By the end of the 18th century, the idea of a formal separation of church and state was coming to seem more and more inevitable.
It paved the way to a future where fewer and fewer people would claim any kind of religion whatsoever.
As science developed, an old question began to be asked with new urgency: what made living things different from non-living things?
A century earlier, French philosopher René Descartes had sparked a new rationalist approach with his ‘Discourse on the Method’ (1637).
Over the course of the 17th and 18th centuries, that rationalism spread, providing the foundation for a materialistic view of man and the universe.
New theories, such as Isaac Newton’s groundbreaking concepts of gravity and thermodynamics, seemed to point towards a mechanistic understanding of life. Nature was like one big clockwork machine, working in perfect unison.
It supported both the new discoveries of natural philosophers like Newton, while also maintaining an important role for God.
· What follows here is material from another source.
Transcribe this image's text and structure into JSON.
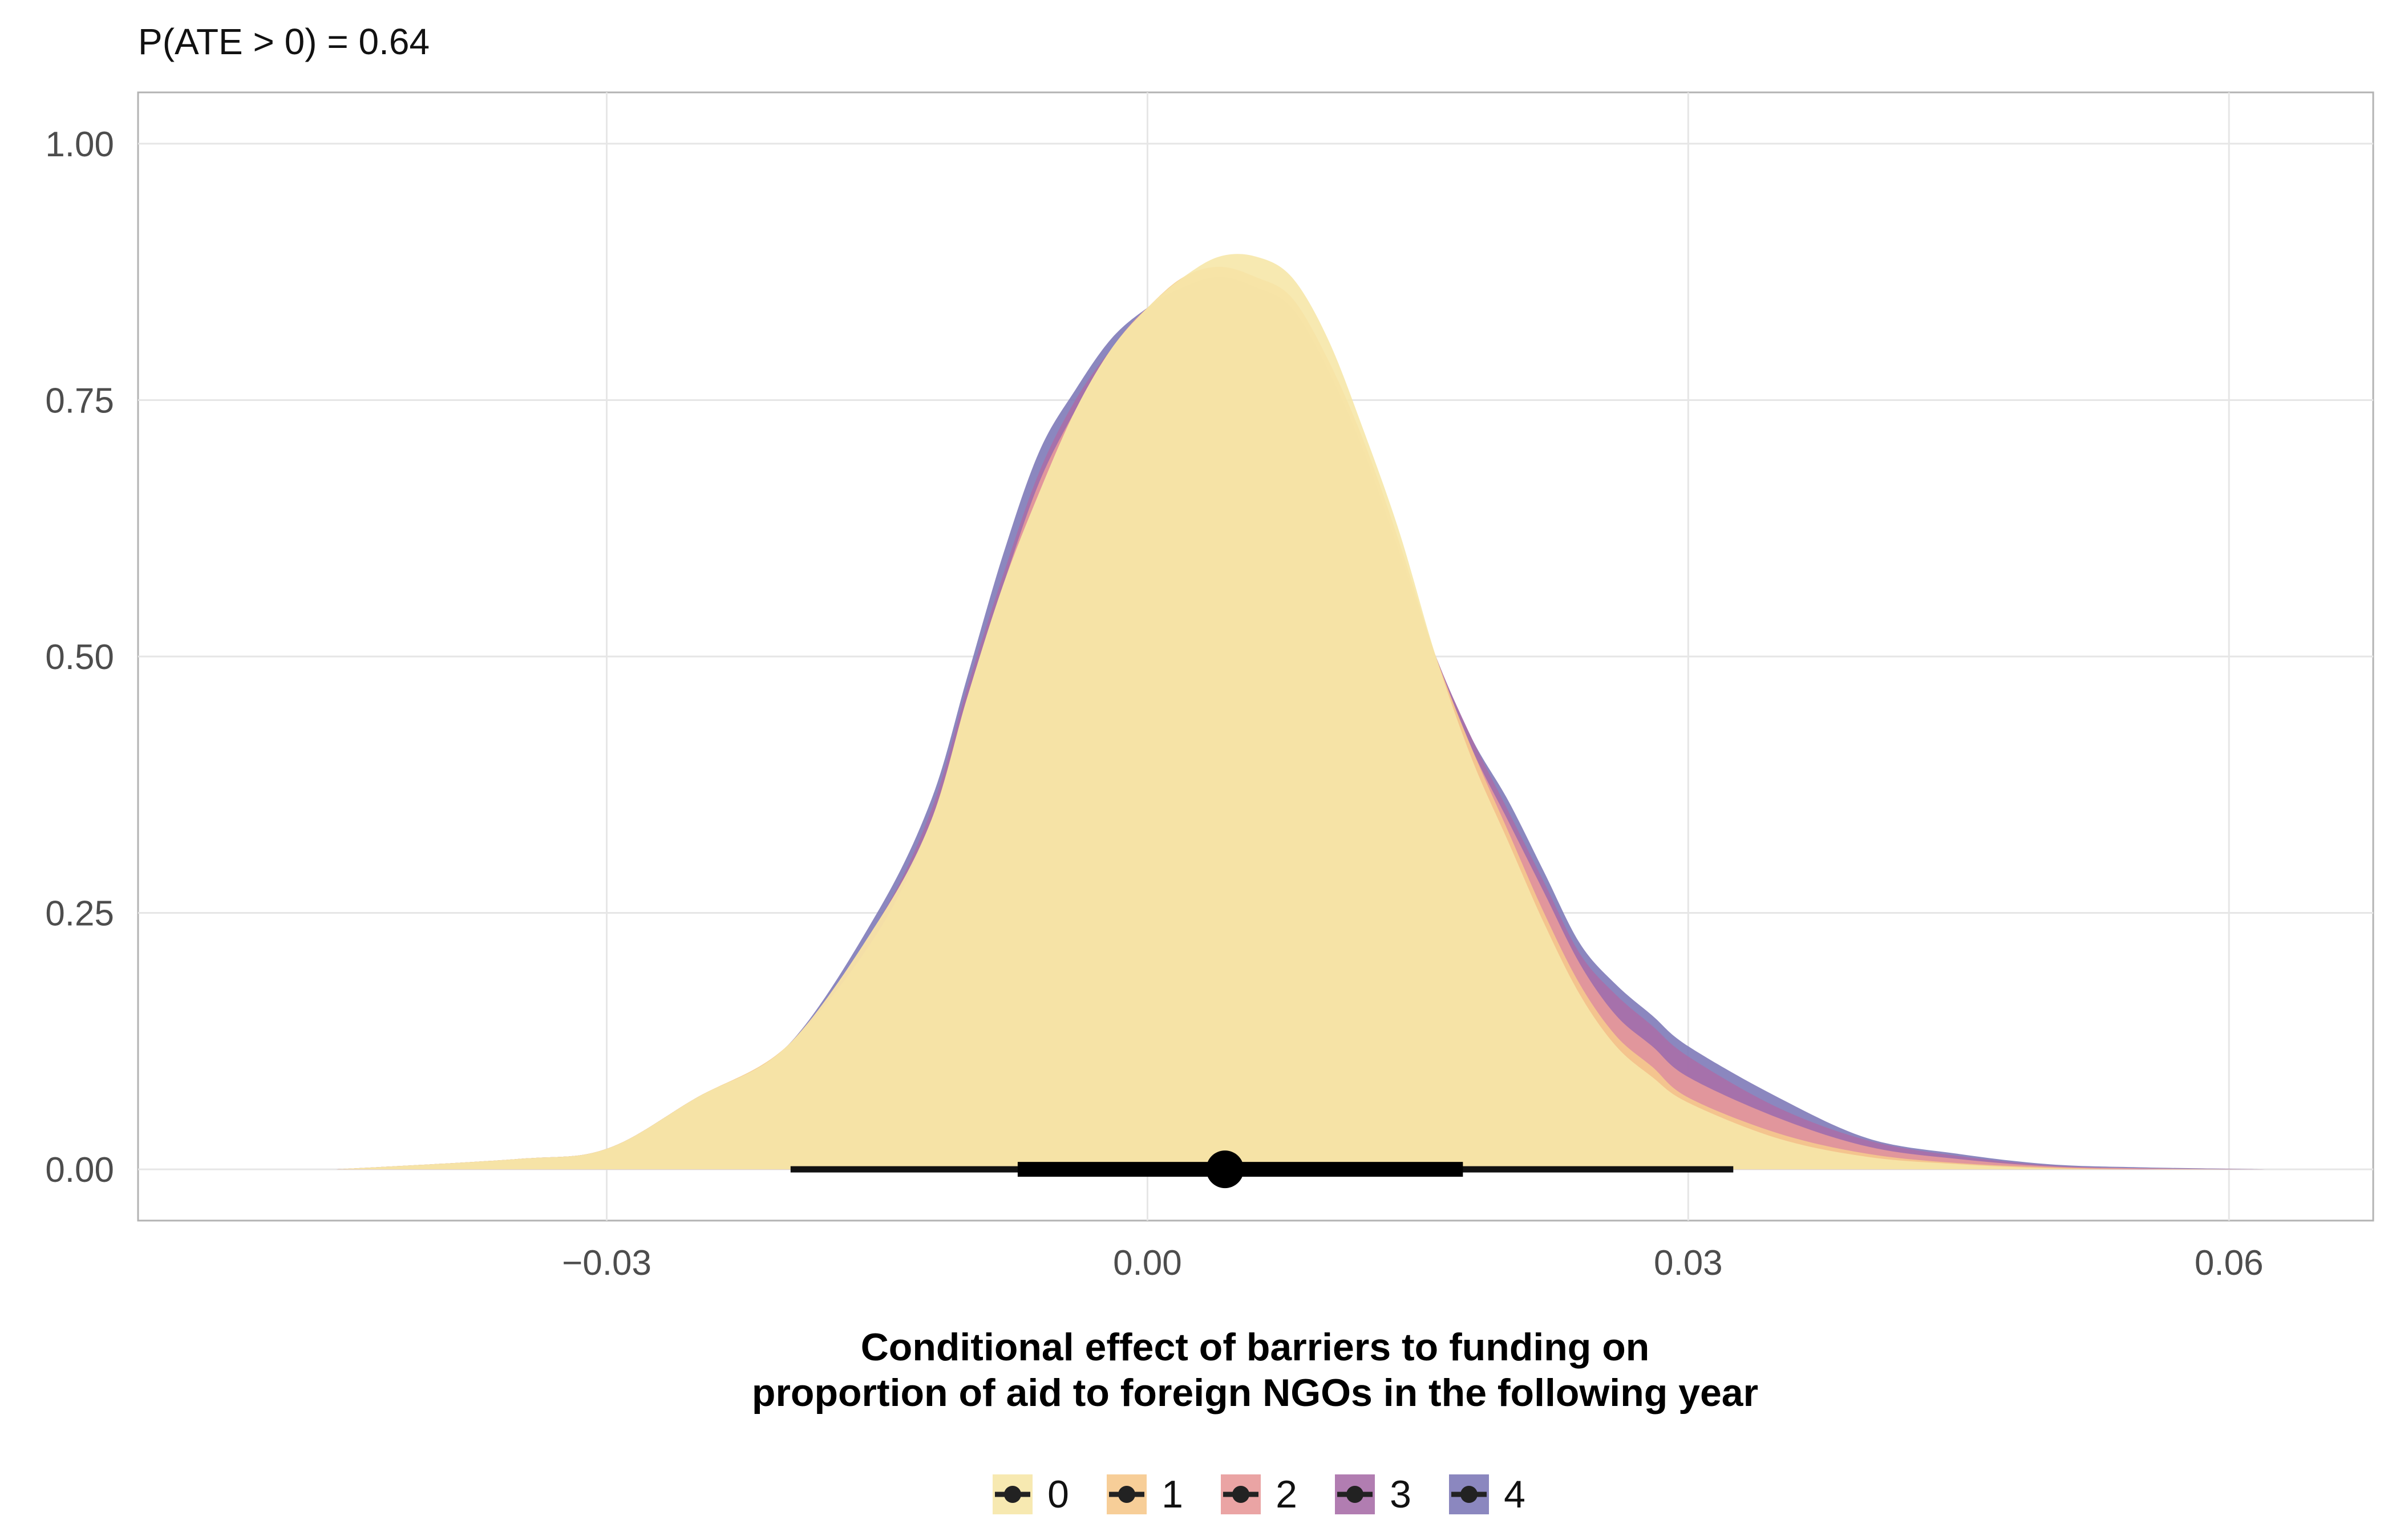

Inevitably, these ideas began to seep into the political and cultural discourse. If things were mechanically ordered, shouldn’t society be as well?
Rather than being animated by some ineffable spirit, perhaps man was driven by nothing more than a network of cogs. These questions are still debated today.
Even among the radicals Enlightenment, this was a fringe idea. Few thinkers fully divorced themselves from the concept of a creator.
But the seed of materialism had been planted, and it eventually flowered in the mechanistic (and Godless) theories of Marxism and fascism.